Our little girl will be here in no time, approximately 7 weeks to go. I can’t believe it. I am very excited but I can’t lie and say that I am not scared shitless at the same time. I am not scared yet about labor and delivery, but I am scared about not knowing anything about babies. I was never really around them very much growing up and my nieces and nephews have all been born since I left home. I see/spoil them just a few times a year if I am lucky. Plus, due to the infertility, I have successfully avoided all the new moms in our circle. It was disheartening at every pregnancy announce (as many of you know) and I retreated to protect my heart.
I am scared about how our life will be forever changed. I am scared about being a single mom 4 nights out of the week while Ben is working. Even though we have the most amazing friends surrounding us, I am scared that we live 10 hrs from both grandparents and neither of them can come running when I call. I am scared that I am not emotionally strong enough to be a mommy. I struggled with the responsibility of being a wife.
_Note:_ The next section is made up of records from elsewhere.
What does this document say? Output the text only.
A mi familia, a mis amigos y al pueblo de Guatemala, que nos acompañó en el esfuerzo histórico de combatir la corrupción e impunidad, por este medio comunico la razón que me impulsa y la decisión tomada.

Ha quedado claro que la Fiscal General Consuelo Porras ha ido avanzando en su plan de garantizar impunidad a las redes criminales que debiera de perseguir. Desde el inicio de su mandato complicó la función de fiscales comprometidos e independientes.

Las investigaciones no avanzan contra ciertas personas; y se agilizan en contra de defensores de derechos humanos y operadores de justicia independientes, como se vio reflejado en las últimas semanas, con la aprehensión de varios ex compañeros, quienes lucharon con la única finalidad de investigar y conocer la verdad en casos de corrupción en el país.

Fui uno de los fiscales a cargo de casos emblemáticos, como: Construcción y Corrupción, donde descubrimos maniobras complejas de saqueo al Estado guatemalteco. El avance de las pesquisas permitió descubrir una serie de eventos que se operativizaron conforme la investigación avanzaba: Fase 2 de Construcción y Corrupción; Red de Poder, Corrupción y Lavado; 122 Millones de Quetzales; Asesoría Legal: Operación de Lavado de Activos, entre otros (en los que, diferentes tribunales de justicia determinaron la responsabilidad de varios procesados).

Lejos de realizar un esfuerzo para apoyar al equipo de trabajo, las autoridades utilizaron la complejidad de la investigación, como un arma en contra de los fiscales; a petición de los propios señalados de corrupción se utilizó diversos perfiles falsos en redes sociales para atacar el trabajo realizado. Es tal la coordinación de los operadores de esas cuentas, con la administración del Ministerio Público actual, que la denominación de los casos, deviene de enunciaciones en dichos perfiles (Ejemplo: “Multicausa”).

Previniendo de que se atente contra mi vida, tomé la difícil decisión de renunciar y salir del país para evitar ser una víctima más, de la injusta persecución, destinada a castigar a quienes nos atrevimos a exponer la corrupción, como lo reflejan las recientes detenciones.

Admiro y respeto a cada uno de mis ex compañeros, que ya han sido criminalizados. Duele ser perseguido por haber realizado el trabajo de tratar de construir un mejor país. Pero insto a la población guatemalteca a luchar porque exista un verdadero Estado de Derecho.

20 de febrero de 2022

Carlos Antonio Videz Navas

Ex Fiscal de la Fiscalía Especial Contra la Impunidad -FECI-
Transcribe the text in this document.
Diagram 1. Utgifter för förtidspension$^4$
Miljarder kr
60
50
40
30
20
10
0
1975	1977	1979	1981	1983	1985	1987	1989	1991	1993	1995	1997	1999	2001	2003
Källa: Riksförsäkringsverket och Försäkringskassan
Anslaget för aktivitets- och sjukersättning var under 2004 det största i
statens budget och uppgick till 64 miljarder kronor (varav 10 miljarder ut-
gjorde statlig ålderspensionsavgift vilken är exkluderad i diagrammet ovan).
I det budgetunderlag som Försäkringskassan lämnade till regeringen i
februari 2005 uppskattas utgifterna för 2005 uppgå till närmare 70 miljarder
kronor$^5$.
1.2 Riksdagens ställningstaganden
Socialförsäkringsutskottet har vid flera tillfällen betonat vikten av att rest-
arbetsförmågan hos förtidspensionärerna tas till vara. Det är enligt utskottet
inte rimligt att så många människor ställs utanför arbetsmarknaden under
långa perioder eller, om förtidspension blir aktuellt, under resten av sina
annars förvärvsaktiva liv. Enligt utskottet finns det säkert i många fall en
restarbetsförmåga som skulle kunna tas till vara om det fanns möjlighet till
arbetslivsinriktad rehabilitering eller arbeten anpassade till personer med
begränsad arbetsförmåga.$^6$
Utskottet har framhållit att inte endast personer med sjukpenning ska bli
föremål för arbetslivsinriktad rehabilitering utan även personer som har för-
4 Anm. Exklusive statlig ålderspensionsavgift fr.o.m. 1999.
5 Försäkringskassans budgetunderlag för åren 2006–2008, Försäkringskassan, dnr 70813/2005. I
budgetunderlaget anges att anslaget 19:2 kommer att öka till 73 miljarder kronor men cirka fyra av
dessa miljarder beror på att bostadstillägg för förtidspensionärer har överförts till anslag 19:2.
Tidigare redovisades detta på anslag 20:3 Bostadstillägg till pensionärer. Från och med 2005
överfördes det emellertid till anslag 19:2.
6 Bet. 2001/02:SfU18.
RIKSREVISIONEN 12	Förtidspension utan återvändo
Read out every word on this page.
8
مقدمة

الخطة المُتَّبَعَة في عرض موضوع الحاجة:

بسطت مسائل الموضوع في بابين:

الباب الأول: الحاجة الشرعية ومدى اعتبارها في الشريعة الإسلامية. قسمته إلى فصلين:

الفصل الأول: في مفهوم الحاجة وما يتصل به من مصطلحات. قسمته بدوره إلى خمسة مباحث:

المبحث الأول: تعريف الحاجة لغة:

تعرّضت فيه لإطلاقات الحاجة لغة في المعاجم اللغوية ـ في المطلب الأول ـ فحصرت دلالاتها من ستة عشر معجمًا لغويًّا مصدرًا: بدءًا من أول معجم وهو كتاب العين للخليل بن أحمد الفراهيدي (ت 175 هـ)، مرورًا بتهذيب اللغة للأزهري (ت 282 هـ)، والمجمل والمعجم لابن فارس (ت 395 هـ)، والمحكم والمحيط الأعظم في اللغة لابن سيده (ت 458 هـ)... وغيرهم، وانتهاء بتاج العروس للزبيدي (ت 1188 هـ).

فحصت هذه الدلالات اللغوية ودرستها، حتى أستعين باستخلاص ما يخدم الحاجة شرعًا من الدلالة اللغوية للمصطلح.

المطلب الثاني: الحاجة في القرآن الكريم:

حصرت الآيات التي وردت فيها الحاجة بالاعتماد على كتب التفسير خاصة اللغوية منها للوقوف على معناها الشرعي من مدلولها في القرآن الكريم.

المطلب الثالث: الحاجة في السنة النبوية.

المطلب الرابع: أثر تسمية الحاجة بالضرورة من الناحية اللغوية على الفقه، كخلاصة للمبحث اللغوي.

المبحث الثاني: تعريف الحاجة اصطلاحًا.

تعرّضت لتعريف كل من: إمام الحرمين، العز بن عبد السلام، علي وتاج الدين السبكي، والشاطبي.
I am scared about being able to afford the baby and all that she will need from insurance, daycare, diapers, etc. (Luckily, do to some awesome friends and family members, I do not think we will every have to worry about her going naked! Unless, she is a nudist! J) I am scared that I do not have the natural mommy instinct.
I am sure all new mommies worry about this insecurity too. I know that it will all work out for the best. But for right now, I am just scared.